In Australia, in the early months of the pandemic, people living alone were treated differently depending on whether or not they had a romantic partner. The coupled people had less severe lockdown restrictions; they were able to see their partner who was living elsewhere. The single people without partners had no exemptions; they couldn’t see a friend or family member or anyone else. They protested, and “the single-person bubble” was introduced. Single people living alone were allowed to create a bubble with one other person.
In their study, Klinenberg and Leigh found that some of the New Yorkers living alone also responded to getting neglected by protesting. Others joined mutual aid groups so that they could all help one another. Some did what they could to help others who were especially vulnerable, such as those whose immigration status made them ineligible for certain protections such as unemployment insurance. Some got involved in addressing social issues that were not specific to the pandemic, such as the Black Lives Matter movement. With those kinds of actions, single people who had been marginalized by those in power did something about it, and experienced meaningful connections in the process.
2. Missing strangers and “familiar strangers”
During the times of pandemic lockdowns, places such as a favorite coffee shop were shut down, and people living alone missed the pleasant ritual of seeing some of the same people every day. Sometimes they had greeted those people, or exchanged pleasantries with them, even if they didn’t even know their names.

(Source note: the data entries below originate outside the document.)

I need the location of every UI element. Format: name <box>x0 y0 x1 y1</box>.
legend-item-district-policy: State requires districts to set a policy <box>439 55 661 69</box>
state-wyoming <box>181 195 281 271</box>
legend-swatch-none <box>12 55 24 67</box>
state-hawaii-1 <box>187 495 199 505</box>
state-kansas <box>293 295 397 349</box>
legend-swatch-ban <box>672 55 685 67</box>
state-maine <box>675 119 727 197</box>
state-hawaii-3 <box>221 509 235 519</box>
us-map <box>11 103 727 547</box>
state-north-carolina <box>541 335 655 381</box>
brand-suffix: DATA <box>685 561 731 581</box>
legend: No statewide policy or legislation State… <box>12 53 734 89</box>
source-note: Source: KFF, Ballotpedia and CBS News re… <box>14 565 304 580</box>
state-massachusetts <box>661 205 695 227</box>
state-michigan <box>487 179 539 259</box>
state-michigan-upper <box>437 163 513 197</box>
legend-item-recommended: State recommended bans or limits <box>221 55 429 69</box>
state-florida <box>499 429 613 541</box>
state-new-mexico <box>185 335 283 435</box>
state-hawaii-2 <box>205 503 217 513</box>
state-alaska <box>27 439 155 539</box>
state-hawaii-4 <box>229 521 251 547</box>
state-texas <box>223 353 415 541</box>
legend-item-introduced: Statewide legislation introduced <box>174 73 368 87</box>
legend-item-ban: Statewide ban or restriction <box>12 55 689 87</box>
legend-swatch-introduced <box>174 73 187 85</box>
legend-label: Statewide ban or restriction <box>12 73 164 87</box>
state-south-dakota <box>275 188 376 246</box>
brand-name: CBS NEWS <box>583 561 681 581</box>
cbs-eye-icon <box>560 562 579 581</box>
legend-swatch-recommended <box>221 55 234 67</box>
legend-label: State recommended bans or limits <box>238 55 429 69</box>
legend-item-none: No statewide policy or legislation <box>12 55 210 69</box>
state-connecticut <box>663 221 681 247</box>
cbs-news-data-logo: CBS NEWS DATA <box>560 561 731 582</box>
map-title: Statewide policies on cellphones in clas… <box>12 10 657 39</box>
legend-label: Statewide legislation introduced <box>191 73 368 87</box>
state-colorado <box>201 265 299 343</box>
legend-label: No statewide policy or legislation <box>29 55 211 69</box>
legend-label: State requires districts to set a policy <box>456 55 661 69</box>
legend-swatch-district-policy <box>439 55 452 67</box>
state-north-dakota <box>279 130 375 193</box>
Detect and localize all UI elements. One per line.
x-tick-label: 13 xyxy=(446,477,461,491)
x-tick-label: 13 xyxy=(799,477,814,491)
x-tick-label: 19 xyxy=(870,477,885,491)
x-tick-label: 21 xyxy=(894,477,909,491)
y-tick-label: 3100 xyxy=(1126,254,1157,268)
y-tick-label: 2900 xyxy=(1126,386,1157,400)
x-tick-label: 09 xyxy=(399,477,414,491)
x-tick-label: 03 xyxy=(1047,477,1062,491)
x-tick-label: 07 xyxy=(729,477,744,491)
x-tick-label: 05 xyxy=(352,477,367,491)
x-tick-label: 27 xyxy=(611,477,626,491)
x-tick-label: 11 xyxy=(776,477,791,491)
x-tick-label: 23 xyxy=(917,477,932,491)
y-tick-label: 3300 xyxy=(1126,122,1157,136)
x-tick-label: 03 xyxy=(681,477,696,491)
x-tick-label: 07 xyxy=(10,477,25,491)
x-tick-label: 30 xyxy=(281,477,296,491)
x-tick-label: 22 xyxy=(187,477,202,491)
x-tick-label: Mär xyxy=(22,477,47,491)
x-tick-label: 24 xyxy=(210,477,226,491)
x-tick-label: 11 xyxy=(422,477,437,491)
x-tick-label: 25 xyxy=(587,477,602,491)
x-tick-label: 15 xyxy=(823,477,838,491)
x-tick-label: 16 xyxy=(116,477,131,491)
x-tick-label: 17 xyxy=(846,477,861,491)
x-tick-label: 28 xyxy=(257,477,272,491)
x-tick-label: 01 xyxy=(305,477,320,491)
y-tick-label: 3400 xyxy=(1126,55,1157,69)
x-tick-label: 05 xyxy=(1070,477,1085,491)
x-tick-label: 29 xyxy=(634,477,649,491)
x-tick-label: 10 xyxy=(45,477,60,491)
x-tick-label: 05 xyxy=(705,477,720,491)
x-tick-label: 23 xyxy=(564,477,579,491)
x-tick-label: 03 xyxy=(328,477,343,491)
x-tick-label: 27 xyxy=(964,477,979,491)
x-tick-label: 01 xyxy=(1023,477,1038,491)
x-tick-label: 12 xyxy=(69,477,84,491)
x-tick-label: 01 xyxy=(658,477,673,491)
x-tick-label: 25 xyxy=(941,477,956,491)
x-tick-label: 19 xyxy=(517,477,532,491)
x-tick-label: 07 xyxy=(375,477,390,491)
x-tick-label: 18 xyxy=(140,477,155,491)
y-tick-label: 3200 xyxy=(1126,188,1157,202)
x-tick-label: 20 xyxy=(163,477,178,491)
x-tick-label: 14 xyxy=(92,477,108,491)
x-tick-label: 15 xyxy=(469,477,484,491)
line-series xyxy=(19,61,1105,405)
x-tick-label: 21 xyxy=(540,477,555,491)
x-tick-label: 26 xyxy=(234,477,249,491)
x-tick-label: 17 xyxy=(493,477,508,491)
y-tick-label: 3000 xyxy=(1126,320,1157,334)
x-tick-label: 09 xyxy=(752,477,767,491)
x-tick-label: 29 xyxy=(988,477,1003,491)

People who live alone in the city often enjoy being out and about, among other people, but during lockdowns, other people were less likely to be out on their front stoops, or in the parks, or scurrying to get to work. Just seeing those other people—either total strangers or “familiar strangers”—was something people living alone during the pandemic said that they missed. (My guess is that people living with others missed those kinds of experiences, too, but they were not included in the study.)
3. Physical aloneness
People living alone during the pandemic typically stayed connected with other people virtually, but physically, they were alone. “Sometimes this sense of physical aloneness was distressing,” Klinenberg and Leigh found, “but in other instances, it was simply their state of being.” Some didn’t think that loneliness was unique to those living alone; they mentioned friends and relatives who were feeling lonely, even though they were living with other people.
Interestingly, one of the people the researchers quoted was a man in his sixties who had just lost his partner of more than 30 years. He missed their casual commentary on the TV shows they watched together and chatting over dinner. That person was not just living alone as a matter of course; he was alone after living with a romantic partner for decades.
People who are Single at Heart and who live alone are less likely to experience distress about being physically alone, even during a pandemic. They love being single, and one of the things they love about it is the opportunities it offers to have time and space to themselves. They are far more likely to savor their solitude than to feel lonely when they are alone.
The people living alone during the pandemic in 2020 may have felt abandoned by the people in power, they may have missed seeing people when they were out and about, they may have missed physical touch, and they may have had other challenges, too. Yet, Klinenberg and Leigh reported, “several interviewees discovered newfound confidence in themselves through navigating the uncertain early months of the pandemic alone. . . being able to successfully cope with the personal and logistical challenges of living alone became a source of strength.”
This post was adapted from a column published at Unmarried Equality, with the organization’s permission. The opinions expressed are my own.